Las Vegas is another location primed for solar power.
“Sometimes markets in the west, we are seeing there’s not enough space for storage, like in California. In other markets like New England, there are not enough sunny days even though they are interested in increasing their green footprint. The market here is great for building solar-power facilities,” said Erik Hansen, chief sustainability officer for Wynn Resorts.
The company’s 160-acre Wynn Solar Facility is offsetting up to 75% of the 2,716-room Wynn Las Vegas’ peak power requirements. The facility will eventually be used to power the resort’s meetings-and-conventions space expansion in March 2020 with 100% renewable energy. The facility joins another one recently installed on the property’s rooftop covering 103,000 square feet that provides power directly to the resort.
High Hotels’ Pennsylvania installation comes with a 30% tax credit and a $504,900 grant from the Commonwealth Financing Authority through the Solar Energy Program, Urban said. Otherwise, the investment works like any other, he said.
“You probably don’t get the return on capital that you would normally want. It’s not a great investment opportunity if you didn’t feel you wanted to do something nice for the environment,” he said. “We are doing it primarily because we want to be good environmental custodians. We’re not losing money. We just aren’t getting the return on equity you would want if you were investing into real estate.”

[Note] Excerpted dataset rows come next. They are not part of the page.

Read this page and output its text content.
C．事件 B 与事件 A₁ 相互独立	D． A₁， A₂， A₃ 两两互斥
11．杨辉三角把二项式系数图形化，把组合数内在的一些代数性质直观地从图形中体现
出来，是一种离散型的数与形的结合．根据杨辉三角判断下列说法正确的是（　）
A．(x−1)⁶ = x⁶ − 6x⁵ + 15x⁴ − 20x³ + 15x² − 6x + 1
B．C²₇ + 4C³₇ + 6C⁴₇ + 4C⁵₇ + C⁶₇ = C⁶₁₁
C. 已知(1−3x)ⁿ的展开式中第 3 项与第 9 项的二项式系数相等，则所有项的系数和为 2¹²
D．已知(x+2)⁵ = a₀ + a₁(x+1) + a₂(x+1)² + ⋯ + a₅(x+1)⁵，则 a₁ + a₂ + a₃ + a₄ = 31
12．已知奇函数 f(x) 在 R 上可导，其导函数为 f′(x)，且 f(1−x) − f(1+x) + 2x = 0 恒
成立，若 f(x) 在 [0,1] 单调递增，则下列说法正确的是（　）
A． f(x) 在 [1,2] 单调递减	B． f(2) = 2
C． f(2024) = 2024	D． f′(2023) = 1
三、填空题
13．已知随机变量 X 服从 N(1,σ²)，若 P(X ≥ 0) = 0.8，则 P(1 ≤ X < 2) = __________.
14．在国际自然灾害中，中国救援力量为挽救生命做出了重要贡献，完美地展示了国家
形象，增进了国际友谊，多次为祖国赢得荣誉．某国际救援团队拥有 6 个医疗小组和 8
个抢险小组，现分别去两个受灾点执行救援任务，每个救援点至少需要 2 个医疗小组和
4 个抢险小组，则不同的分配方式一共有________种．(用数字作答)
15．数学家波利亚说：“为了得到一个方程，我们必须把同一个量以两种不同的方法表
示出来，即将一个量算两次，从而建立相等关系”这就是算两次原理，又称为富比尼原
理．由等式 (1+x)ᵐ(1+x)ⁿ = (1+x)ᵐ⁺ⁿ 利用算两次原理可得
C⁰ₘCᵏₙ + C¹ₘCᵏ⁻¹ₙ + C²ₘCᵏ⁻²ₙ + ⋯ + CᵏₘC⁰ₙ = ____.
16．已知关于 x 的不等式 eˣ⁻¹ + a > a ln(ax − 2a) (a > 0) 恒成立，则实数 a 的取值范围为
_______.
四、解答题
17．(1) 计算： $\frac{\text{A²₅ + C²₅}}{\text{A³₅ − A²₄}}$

Hansen said Wynn’s investment in solar energy is projected to save the company 20% in utility costs over a 10-year, fixed-cost deal.
He said hoteliers can go solar one of two ways: By building and owning a facility, or via a power purchase agreement. Wynn owns its rooftop facility, while it contracts with a third-party that owns and operates its other facility.
“The PPA gives us certainty in price going forward,” Hansen said. “We’re happy with that, especially since energy costs won’t go down anytime soon. They are going to start going up, so it’s a good hedge for us.” Additionally, Wynn can still qualify for energy tax credits.
But ROI doesn’t always have to be about money—nor is it always direct, Urban said. Guests will take notice of hoteliers going that extra mile for the sake of the environment, he said.
“We hope that guests will look at this and feel good about staying with us. Are they going to pay $5 more a night because we have solar power? No. But when considering us versus other options, they might think more favorably about us,” he said.
Hansen agreed, adding that meetings and conventions business is increasingly looking to hotels to be eco-conscious.
Also, savings on utility bills is money that can be put back into the resort, he said.
“What we normally would spend on power, we can spend to enhance our resorts and upgrade other technology such as LED lighting,” Hansen said. “Those funds can be put into enhancing the guest experience directly.”